Own this! Make this decision based on how you will feel if you don’t do it. Don’t worry about how your DH feels. He’s a grown up. And he’s agreed knowing the risks.

For me, I would keep trying. Also, 15 mins post transfer, LAUGH! Make sure you stay calm. Your cortisol stress levels affect fertility so much. So the #1 thing you can do is make your Body receptive and warm and calm. And once you make your decision, let it all go!!! It will be what it will be!!

Go For IT!!! Tell us what you decide!!! ❤️🤞🧚‍♀️🎊
08.05.2018 Нравится Ответить
lizgirlie
lizgirlie
I really feel for you kk as you've had such a long, tough journey. I faced the donor egg question when I got zero back from PGS testing. My DH has two from a previous marriage and the whole point of TTC was to get my genes in the mix so I persisted with my eggs until DD was born. Statistically, I believe your PGS embryos have the same chance as PGS donor embies, and a better chance than non-PGS donor eggs/embies. If you're still getting normal embies back then hang in there and one will stick xx
07.05.2018 Нравится Ответить
kking5113
kking5113
I wouldn’t say it’s our last attempt, but it’s definitely our last chance to use my eggs. But because we are self pay and we don’t just have disposable lumps of cash laying around, I don’t know how soon after this upcoming round we’ll be able to try again. Plus we’ve been at this for 9 years, we are done with the stress and drama... I just don’t know if I’ll regret for the rest of my life not trying with my eggs - maybe regret isn’t even the right word, because I know however a child comes into my life I won’t regret the path it took to get there, but I think I might possibly grieve not having my own for the rest of my life...
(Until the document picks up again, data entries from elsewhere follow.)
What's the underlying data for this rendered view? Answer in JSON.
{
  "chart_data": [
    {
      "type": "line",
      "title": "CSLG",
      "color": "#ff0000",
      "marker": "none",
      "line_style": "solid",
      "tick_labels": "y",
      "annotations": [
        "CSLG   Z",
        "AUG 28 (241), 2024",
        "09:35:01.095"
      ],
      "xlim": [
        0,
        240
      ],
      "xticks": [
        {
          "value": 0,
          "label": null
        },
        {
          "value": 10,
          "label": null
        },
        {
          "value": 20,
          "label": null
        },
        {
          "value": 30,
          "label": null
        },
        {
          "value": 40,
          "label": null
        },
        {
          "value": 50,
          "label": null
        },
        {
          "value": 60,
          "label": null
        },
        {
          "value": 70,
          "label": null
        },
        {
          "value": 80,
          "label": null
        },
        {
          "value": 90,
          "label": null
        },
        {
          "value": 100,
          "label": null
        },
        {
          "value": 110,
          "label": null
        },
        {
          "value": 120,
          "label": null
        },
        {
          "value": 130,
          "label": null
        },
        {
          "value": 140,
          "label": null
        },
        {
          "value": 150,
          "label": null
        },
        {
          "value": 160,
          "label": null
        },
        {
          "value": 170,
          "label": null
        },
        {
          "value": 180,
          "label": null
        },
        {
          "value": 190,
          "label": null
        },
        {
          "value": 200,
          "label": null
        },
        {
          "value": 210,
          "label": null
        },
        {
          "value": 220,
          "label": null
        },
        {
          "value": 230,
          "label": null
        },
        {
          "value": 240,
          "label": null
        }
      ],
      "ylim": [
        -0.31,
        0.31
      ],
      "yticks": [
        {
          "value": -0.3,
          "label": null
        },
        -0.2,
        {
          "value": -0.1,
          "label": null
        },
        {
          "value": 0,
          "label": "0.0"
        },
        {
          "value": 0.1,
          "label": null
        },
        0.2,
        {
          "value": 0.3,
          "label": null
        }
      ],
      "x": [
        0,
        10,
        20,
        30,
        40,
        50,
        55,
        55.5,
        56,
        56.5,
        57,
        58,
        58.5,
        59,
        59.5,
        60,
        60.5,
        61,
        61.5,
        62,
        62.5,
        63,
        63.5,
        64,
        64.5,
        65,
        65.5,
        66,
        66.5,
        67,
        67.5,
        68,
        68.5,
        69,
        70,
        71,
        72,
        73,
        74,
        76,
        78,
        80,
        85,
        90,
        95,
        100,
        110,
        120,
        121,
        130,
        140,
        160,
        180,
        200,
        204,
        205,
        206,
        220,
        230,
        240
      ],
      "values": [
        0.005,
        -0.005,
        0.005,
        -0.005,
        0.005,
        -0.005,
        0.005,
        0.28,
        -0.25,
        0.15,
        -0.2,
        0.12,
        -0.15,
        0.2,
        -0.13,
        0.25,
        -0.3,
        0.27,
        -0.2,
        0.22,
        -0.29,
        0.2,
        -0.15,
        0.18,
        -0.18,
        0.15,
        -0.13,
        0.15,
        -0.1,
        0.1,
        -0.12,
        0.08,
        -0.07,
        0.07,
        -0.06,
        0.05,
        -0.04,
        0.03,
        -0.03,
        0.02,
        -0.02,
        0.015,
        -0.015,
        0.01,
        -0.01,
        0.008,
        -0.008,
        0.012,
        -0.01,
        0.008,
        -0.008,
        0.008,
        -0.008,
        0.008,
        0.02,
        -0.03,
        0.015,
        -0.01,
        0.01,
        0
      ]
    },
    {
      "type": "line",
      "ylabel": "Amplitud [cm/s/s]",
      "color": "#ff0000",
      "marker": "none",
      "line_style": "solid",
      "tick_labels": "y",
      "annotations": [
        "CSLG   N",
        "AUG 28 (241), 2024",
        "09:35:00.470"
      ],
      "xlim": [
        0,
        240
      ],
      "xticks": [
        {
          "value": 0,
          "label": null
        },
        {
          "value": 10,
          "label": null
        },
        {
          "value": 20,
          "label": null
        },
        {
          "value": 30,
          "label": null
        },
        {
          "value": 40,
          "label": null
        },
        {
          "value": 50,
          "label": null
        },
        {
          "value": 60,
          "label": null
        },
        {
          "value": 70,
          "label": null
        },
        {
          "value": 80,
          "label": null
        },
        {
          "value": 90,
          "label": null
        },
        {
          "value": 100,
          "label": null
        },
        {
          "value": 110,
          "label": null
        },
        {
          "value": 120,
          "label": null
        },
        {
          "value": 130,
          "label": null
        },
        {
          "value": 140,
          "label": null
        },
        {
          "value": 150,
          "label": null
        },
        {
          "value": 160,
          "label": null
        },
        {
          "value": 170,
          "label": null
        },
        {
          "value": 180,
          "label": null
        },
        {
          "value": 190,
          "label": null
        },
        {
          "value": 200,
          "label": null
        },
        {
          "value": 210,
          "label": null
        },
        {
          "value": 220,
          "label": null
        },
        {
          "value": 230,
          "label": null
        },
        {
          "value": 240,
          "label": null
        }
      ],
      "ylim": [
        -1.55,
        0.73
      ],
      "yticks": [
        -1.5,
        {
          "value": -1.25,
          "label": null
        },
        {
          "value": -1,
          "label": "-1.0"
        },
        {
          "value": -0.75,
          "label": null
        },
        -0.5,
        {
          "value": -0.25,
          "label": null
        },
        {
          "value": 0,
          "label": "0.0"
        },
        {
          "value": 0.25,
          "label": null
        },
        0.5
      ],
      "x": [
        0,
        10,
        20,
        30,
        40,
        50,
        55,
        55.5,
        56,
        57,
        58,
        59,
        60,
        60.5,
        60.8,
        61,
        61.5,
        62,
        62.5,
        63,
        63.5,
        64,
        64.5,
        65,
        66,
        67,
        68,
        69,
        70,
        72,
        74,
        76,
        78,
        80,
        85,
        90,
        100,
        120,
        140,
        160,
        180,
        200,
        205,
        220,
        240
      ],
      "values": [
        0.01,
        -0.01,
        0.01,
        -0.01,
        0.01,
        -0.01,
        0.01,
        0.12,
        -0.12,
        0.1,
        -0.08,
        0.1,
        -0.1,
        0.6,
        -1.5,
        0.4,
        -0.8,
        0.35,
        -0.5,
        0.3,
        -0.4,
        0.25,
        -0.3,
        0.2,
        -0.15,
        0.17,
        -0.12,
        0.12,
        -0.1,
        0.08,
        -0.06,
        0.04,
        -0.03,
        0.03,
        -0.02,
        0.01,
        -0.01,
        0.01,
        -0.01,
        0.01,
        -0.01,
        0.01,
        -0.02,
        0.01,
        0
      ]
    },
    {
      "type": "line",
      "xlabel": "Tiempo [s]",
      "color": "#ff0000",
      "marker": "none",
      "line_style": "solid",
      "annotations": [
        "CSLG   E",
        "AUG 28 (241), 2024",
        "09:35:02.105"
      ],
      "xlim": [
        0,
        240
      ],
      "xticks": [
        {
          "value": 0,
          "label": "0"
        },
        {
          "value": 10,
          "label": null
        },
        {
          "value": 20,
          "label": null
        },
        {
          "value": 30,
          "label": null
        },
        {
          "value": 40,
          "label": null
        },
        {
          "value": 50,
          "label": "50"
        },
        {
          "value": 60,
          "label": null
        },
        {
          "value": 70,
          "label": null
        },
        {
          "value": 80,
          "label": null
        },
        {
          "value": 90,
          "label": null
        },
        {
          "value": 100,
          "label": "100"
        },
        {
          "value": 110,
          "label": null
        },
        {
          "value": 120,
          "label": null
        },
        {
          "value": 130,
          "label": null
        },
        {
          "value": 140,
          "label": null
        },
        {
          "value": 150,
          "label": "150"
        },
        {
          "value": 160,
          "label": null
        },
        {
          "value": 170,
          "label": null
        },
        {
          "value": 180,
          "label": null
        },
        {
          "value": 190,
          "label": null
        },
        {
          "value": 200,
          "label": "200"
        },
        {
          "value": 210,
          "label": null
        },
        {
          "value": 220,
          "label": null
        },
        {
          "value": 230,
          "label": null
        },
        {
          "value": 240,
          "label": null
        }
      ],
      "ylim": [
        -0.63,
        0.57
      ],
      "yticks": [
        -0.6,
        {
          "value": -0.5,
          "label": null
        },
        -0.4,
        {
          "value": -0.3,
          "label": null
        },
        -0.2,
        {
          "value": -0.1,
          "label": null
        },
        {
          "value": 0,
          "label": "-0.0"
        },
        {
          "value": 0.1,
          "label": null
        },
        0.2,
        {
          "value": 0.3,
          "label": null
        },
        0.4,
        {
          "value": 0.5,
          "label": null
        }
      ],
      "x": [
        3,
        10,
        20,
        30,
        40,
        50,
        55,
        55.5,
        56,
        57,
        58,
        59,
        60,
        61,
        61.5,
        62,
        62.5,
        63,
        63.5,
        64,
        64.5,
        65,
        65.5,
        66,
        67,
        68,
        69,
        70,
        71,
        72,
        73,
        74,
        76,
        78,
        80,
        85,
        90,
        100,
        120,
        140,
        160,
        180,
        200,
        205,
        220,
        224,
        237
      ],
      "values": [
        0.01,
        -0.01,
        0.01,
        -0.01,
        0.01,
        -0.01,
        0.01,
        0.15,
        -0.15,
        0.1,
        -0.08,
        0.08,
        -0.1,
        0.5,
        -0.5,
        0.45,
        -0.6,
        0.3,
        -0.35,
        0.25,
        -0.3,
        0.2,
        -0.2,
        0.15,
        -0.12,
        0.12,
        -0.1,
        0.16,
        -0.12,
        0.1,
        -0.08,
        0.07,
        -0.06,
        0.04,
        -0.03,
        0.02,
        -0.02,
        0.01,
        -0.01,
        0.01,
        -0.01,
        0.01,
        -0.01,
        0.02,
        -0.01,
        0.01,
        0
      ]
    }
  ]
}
07.05.2018 Нравится Ответить
blissfulthinking
blissfulthinking
This is such a big and difficult decision. It’s not fair for him to agree to a round with your eggs, but if it fails, it’s like he told you so. You don’t need any added stress on an already stressful situation. That being said...if this is indeed your absolute last attempt, I would probably try what has the best probability to have a child. That’s just me though. Our situation is similar but switched. I am ready to move on to donor egg, but dh wants to try with my eggs again. It’s all so hard to navigate through! Best of luck in whatever you decide.